How does #"AlCl"_3# behave as an acid in the presence of #"Cl"_2# in water? It has no protons... so is it a Lewis acid?

There is still an #H^(+)# transfer, but it is not very intuitive.

To do this in real life you typically just add some #HCl# in with aluminum solid to form #AlCl_3#, and #Cl^(-)# is then readily available from the #HCl# to catalyze the deprotonation process.

Let's go with your example of #AlCl_3#.

You're right, it is a Lewis acid. What aluminum does here is that it acts as an electrophile in a catalysis reaction early on, and then the chlorines on it become nucleophilic, grabbing protons from other water molecules.

This proton transfer looks something like the following.

If you have more #"Cl"^-#, then this repeats with #"AlCl"_2"OH"# and #"Cl"_2# to form #"Al"("OH")_3(s)# eventually.

Essentially, the protons come from water deprotonating itself, with a little help!

1. First, you're actually supposed to activate #AlCl_3# by reacting it with #Cl_2# to get #[AlCl_4]^(-)#.

2. Then, aluminum becomes negatively charged and the #Al-Cl# bonding electrons want to get off. They are donated to grab a proton from water.

3. At this point, #AlCl_3# is a lewis acid again, and now, there is #OH^(-)#, a nucleophile, and it can attack the aluminum center and displace a chlorine.

4. Then this lone chloride ion attacks another #AlCl_3# in solution (there is more than one), reforming #[AlCl_4]^(-)#, and the process repeats two more times.

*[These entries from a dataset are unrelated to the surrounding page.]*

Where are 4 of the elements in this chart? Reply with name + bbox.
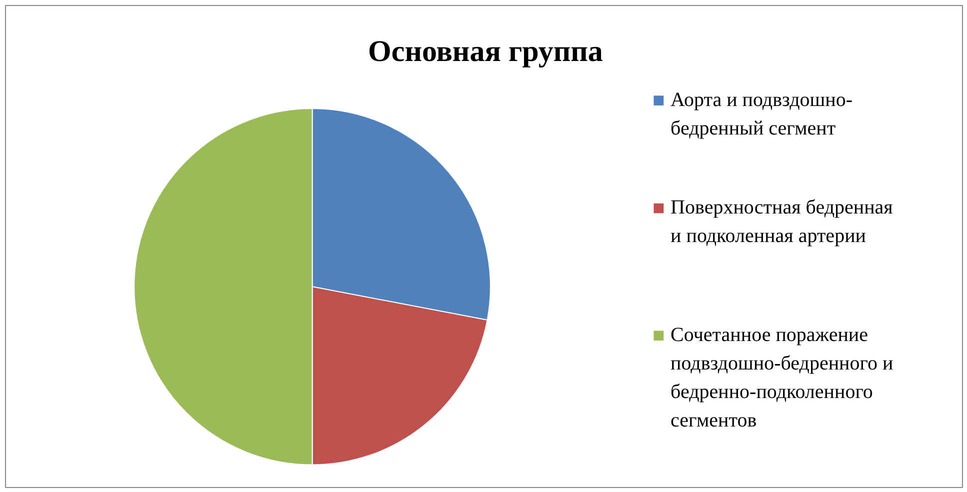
legend-label: Поверхностная бедренная и подколенная артерии <box>670 196 893 248</box>
chart-title: Основная группа <box>368 35 603 68</box>
legend-label: Аорта и подвздошно-бедренный сегмент <box>670 88 853 140</box>
legend-label: Сочетанное поражение подвздошно-бедренного и бедренно-подколенного сегментов <box>670 324 894 432</box>
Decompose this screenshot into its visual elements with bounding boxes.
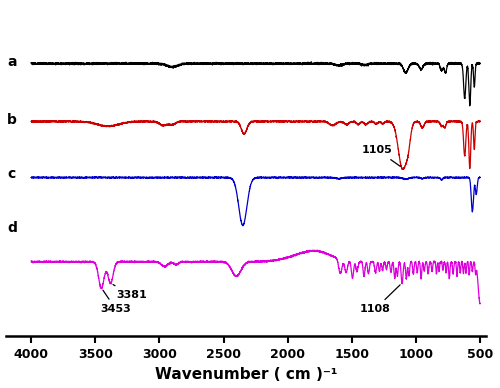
Text: 3453: 3453 bbox=[100, 290, 131, 314]
Text: b: b bbox=[7, 114, 17, 128]
Text: c: c bbox=[8, 167, 16, 181]
Text: 1108: 1108 bbox=[360, 285, 400, 314]
Text: 1105: 1105 bbox=[362, 145, 400, 166]
Text: a: a bbox=[7, 55, 16, 69]
Text: d: d bbox=[7, 221, 17, 235]
X-axis label: Wavenumber ( cm )⁻¹: Wavenumber ( cm )⁻¹ bbox=[155, 367, 338, 383]
Text: 3381: 3381 bbox=[113, 284, 146, 300]
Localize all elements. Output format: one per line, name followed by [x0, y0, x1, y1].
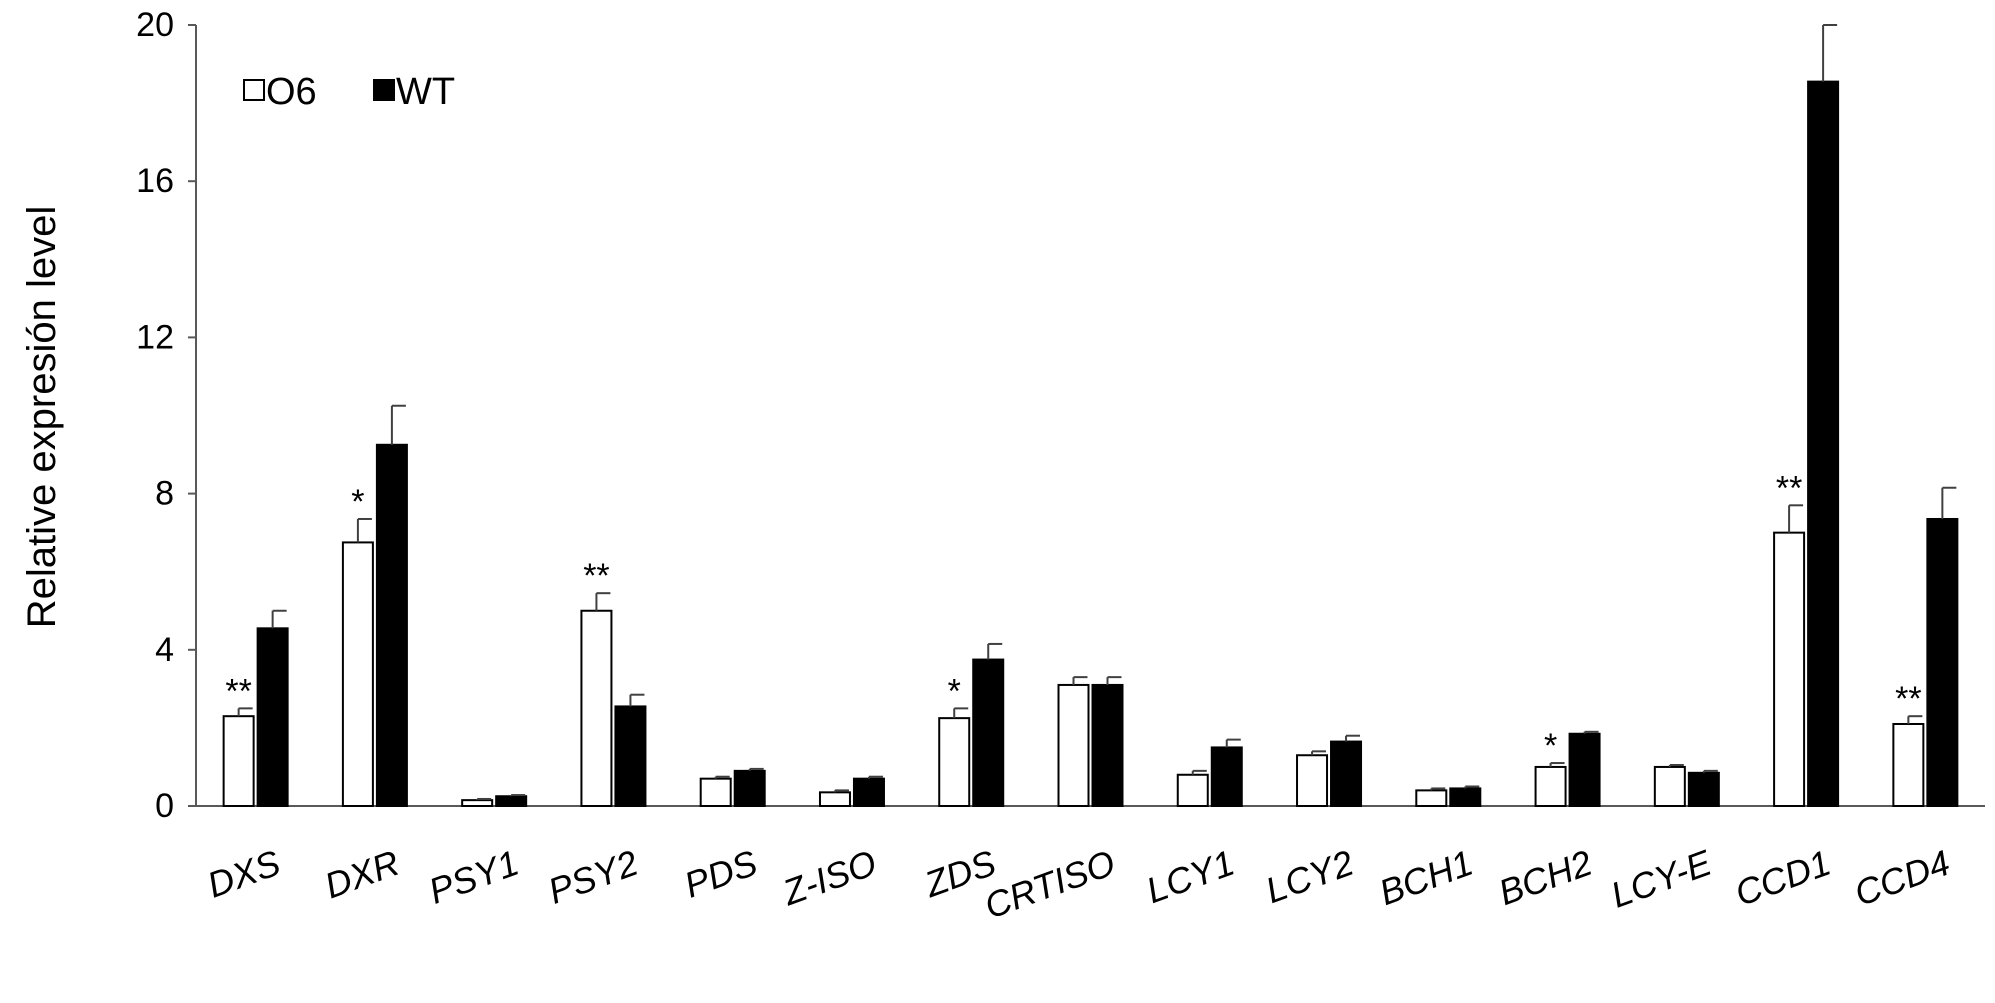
bar-wt-psy2	[614, 705, 647, 807]
x-tick-label: BCH1	[1374, 842, 1478, 913]
bar-o6-psy1	[461, 799, 494, 808]
bar-o6-crtiso	[1057, 683, 1090, 808]
bar-o6-bch1	[1415, 789, 1448, 808]
bar-o6-lcy1	[1176, 773, 1209, 808]
bar-wt-ccd4	[1926, 517, 1959, 807]
x-tick-label: PSY2	[543, 842, 644, 912]
x-tick-label: Z-ISO	[777, 842, 882, 914]
x-tick-label: LCY2	[1260, 842, 1359, 911]
x-tick-label: PDS	[679, 842, 763, 906]
bar-wt-zds	[972, 658, 1005, 807]
bar-wt-dxr	[375, 443, 408, 807]
bar-wt-lcy2	[1330, 740, 1363, 808]
legend-label-o6: O6	[266, 71, 317, 113]
bar-wt-pds	[733, 769, 766, 807]
bar-wt-z-iso	[852, 777, 885, 807]
bar-wt-ccd1	[1807, 80, 1840, 807]
y-tick-labels: 0 4 8 12 16 20	[136, 6, 196, 825]
x-tick-label: LCY-E	[1605, 841, 1717, 915]
bar-o6-z-iso	[818, 791, 851, 808]
bar-wt-bch2	[1568, 732, 1601, 808]
x-tick-label: DXR	[319, 842, 404, 907]
y-tick-label: 16	[136, 162, 174, 200]
bar-o6-dxs	[222, 715, 255, 807]
bars	[222, 80, 1959, 808]
significance-mark: *	[351, 483, 364, 521]
significance-mark: **	[225, 672, 251, 710]
x-tick-label: CCD1	[1730, 842, 1836, 914]
bar-o6-bch2	[1534, 765, 1567, 808]
bar-o6-zds	[938, 717, 971, 808]
bar-wt-psy1	[495, 795, 528, 807]
bar-o6-lcy-e	[1653, 765, 1686, 808]
bar-o6-ccd1	[1773, 531, 1806, 808]
axes	[195, 25, 1985, 807]
significance-mark: *	[1544, 727, 1557, 765]
x-tick-label: CRTISO	[979, 842, 1120, 927]
legend-label-wt: WT	[396, 71, 455, 113]
y-axis-label: Relative expresión level	[20, 206, 64, 628]
legend: O6 WT	[243, 71, 455, 113]
legend-swatch-wt	[373, 79, 395, 101]
significance-mark: **	[1895, 680, 1921, 718]
significance-mark: **	[583, 557, 609, 595]
legend-swatch-o6	[243, 79, 265, 101]
bar-wt-lcy1	[1210, 746, 1243, 807]
bar-o6-psy2	[580, 609, 613, 807]
x-tick-label: CCD4	[1849, 842, 1955, 914]
bar-o6-pds	[699, 777, 732, 807]
significance-mark: *	[948, 672, 961, 710]
error-bars	[237, 24, 1957, 801]
significance-mark: **	[1776, 469, 1802, 507]
bar-o6-dxr	[341, 541, 374, 807]
y-tick-label: 0	[155, 787, 174, 825]
y-tick-label: 8	[155, 475, 174, 513]
bar-wt-bch1	[1449, 787, 1482, 807]
x-tick-label: DXS	[202, 842, 286, 906]
bar-wt-crtiso	[1091, 683, 1124, 808]
bar-o6-ccd4	[1892, 722, 1925, 807]
bar-wt-dxs	[256, 627, 289, 808]
y-tick-label: 12	[136, 318, 174, 356]
bar-wt-lcy-e	[1687, 771, 1720, 807]
y-tick-label: 20	[136, 6, 174, 44]
x-tick-label: BCH2	[1493, 842, 1597, 913]
x-tick-label: LCY1	[1141, 842, 1240, 911]
bar-o6-lcy2	[1296, 754, 1329, 807]
y-tick-label: 4	[155, 631, 174, 669]
x-tick-label: PSY1	[423, 842, 524, 912]
significance-marks: ***********	[225, 469, 1921, 765]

In another representation, you have:

Acid activation

0. #color(highlight)(3AlCl_3) + 3Cl_2 => color(highlight)([3AlCl_4]^(-) + 3Cl^(+))#

Proton Transfer Process

1A. #[AlCl_4]^(-) + H-OH => color(highlight)(AlCl_3) + color(green)(OH^(-)) + color(blue)(HCl)#
2A. #color(green)(AlCl_3) + color(green)(OH^(-)) => color(green)(AlCl_2OH) + color(highlight)(Cl^(-))#
3A. # color(highlight)(AlCl_3 + Cl^(-)) => [AlCl_4]^(-)#

1B. #[AlCl_4]^(-) + H-OH => color(highlight)(AlCl_3) + color(green)(OH^(-)) + color(blue)(HCl)#
2B. #color(green)(AlCl_2OH) + color(green)(OH^(-)) => color(green)(AlCl(OH)_2) + color(highlight)(Cl^(-))#
3B. # color(highlight)(AlCl_3 + Cl^(-)) => [AlCl_4]^(-)#

1C. #[AlCl_4]^(-) + H-OH => color(highlight)(AlCl_3) + color(green)(OH^(-)) + color(blue)(HCl)#
2C. #color(green)(AlCl(OH)_2) + color(green)(OH^(-)) => color(green)(Al(OH)_3) + color(highlight)(Cl^(-))#
3C. # color(highlight)(AlCl_3 + Cl^(-)) => [AlCl_4]^(-)#

Green indicates the products you get and/or reuse.
Highlight indicates the reaction steps that re-activate #AlCl_3# for more.
Blue indicates the products that are why you still get protons in solution.

Once that's over, you actually have this finishing up the process:

#Al(OH)_3 + OH^(-) -> [Al(OH)_4]^(-)#
...deactivating the aluminum center.

And the protons you have in solution are from:

#3HCl -> 3H^(+) + 3Cl^(-)#

Finally:

#3Cl^(+) + 3Cl^(-) -> 3Cl_2#
...making all the weird #Cl^(+)# go away.

Overall, what you get is essentially the protons grabbed off of water, in solution with #[Al(OH)_4]^(-)#, #Cl_2#, and other pure water molecules leftover.

So, you do have #H^(+)# in the solution, in the end, but in an unconventional way.

(There shouldn't be #AlCl_3# anymore because otherwise the reaction would keep going since #Cl_2# is still available.)